Safety Alignment of LMs via Non-cooperative Games
Anselm Paulus, Ilia Kulikov, Brandon Amos, Rémi Munos, Ivan Evtimov, Kamalika Chaudhuri, Arman Zharmagambetov
TL;DR
AdvGame develops a non-cooperative Attacker–Defender framework for safety alignment of language models, trained online with pairwise preferences to avoid reward hacking. By jointly optimizing an Attacker and a Defender, the Defender achieves improved safety and maintained utility, while the Attacker evolves into a strong red-teaming agent capable of probing target models. The approach relies on pairwise judges, faithfulness constraints, and KL regularization, and it offers MD/IPO-MD variants that stabilize training through EMA-based off-policy data. Experiments show AdvGame-DPO-MD and AdvGame-IPO-MD provide superior balance across safety, compliance, and utility and exhibit robustness to adaptive attacks, compared to baselines like Self-RedTeam and GRPO. This work suggests game-theoretic, non-zero-sum learning can yield practical improvements for secure and useful LM deployment, with future work extending reward models and attack modalities.
Abstract
Ensuring the safety of language models (LMs) while maintaining their usefulness remains a critical challenge in AI alignment.
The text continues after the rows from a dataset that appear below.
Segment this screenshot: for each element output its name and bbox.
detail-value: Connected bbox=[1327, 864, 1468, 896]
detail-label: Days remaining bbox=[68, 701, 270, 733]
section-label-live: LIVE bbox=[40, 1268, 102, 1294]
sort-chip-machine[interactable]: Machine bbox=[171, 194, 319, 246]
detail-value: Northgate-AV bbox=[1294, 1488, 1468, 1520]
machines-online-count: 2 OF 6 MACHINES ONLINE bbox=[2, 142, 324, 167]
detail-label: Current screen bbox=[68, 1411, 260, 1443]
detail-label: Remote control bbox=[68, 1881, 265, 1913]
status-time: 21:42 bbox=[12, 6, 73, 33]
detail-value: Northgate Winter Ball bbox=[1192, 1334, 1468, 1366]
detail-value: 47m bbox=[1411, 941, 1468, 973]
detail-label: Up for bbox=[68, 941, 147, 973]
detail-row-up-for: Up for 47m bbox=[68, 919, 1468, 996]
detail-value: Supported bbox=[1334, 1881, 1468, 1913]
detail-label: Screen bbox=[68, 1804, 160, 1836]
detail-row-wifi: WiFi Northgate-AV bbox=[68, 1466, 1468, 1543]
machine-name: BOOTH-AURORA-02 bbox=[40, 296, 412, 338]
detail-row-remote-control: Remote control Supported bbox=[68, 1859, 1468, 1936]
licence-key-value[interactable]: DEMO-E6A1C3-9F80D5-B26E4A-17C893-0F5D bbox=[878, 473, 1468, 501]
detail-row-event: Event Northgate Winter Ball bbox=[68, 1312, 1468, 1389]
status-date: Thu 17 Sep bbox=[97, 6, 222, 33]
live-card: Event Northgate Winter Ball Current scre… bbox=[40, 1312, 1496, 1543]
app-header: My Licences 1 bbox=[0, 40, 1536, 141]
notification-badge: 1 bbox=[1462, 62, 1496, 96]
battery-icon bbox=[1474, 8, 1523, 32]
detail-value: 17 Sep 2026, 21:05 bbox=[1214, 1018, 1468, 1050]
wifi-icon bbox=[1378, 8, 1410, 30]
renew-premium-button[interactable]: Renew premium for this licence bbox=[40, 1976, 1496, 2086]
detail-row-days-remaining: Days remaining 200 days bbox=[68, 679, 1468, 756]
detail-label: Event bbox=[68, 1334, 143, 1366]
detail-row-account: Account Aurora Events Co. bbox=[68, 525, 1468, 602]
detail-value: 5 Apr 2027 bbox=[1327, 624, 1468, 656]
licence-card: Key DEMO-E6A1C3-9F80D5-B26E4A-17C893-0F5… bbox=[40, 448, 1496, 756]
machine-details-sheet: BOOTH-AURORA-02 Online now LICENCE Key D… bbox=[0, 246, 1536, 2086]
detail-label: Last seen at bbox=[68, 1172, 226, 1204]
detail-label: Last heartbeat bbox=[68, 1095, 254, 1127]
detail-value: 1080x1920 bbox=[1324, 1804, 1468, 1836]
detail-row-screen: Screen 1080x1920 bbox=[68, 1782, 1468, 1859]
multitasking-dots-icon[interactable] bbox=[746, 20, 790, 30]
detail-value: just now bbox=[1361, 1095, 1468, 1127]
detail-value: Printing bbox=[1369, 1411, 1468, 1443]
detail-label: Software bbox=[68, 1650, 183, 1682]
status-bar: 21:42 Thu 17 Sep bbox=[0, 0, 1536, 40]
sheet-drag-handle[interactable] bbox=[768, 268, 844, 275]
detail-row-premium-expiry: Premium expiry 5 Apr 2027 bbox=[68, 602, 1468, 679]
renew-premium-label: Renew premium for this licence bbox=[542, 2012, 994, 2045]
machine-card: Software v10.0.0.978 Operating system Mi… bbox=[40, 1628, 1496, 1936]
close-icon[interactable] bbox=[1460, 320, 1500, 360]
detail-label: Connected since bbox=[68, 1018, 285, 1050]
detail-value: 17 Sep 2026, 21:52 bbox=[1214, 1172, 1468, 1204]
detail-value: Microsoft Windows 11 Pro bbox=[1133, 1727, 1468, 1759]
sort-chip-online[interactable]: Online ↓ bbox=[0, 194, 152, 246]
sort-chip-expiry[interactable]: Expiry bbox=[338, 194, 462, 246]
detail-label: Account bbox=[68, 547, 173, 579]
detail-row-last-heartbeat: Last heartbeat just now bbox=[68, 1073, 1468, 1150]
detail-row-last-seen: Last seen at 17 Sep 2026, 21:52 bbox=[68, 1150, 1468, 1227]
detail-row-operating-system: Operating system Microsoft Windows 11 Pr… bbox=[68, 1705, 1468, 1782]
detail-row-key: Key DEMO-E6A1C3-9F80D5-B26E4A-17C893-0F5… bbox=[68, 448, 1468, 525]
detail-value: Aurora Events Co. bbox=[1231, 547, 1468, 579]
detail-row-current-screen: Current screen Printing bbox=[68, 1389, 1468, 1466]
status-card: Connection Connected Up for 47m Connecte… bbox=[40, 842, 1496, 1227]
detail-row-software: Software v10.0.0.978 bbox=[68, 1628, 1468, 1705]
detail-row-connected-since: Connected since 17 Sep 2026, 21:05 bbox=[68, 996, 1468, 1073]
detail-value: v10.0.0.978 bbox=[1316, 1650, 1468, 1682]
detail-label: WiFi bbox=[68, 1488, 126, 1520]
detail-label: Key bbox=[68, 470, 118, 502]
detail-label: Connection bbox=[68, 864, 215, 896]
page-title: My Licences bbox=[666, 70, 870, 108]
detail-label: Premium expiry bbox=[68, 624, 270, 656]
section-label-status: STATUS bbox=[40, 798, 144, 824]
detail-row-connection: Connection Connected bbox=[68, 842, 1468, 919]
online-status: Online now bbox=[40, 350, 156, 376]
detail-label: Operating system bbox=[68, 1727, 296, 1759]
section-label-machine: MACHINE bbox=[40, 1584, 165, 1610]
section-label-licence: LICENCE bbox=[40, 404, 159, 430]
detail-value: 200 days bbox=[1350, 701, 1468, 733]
Current approaches rely on sequential adversarial training: generating adversarial prompts and fine-tuning LMs to defend against them. We introduce a different paradigm: framing safety alignment as a non-zero-sum game between an Attacker LM and a Defender LM trained jointly via online reinforcement learning. Each LM continuously adapts to the other's evolving strategies, driving iterative improvement. Our method uses a preference-based reward signal derived from pairwise comparisons instead of point-wise scores, providing more robust supervision and potentially reducing reward hacking. Our RL recipe, AdvGame, shifts the Pareto frontier of safety and utility, yielding a Defender LM that is simultaneously more helpful and more resilient to adversarial attacks. In addition, the resulting Attacker LM converges into a strong, general-purpose red-teaming agent that can be directly deployed to probe arbitrary target models.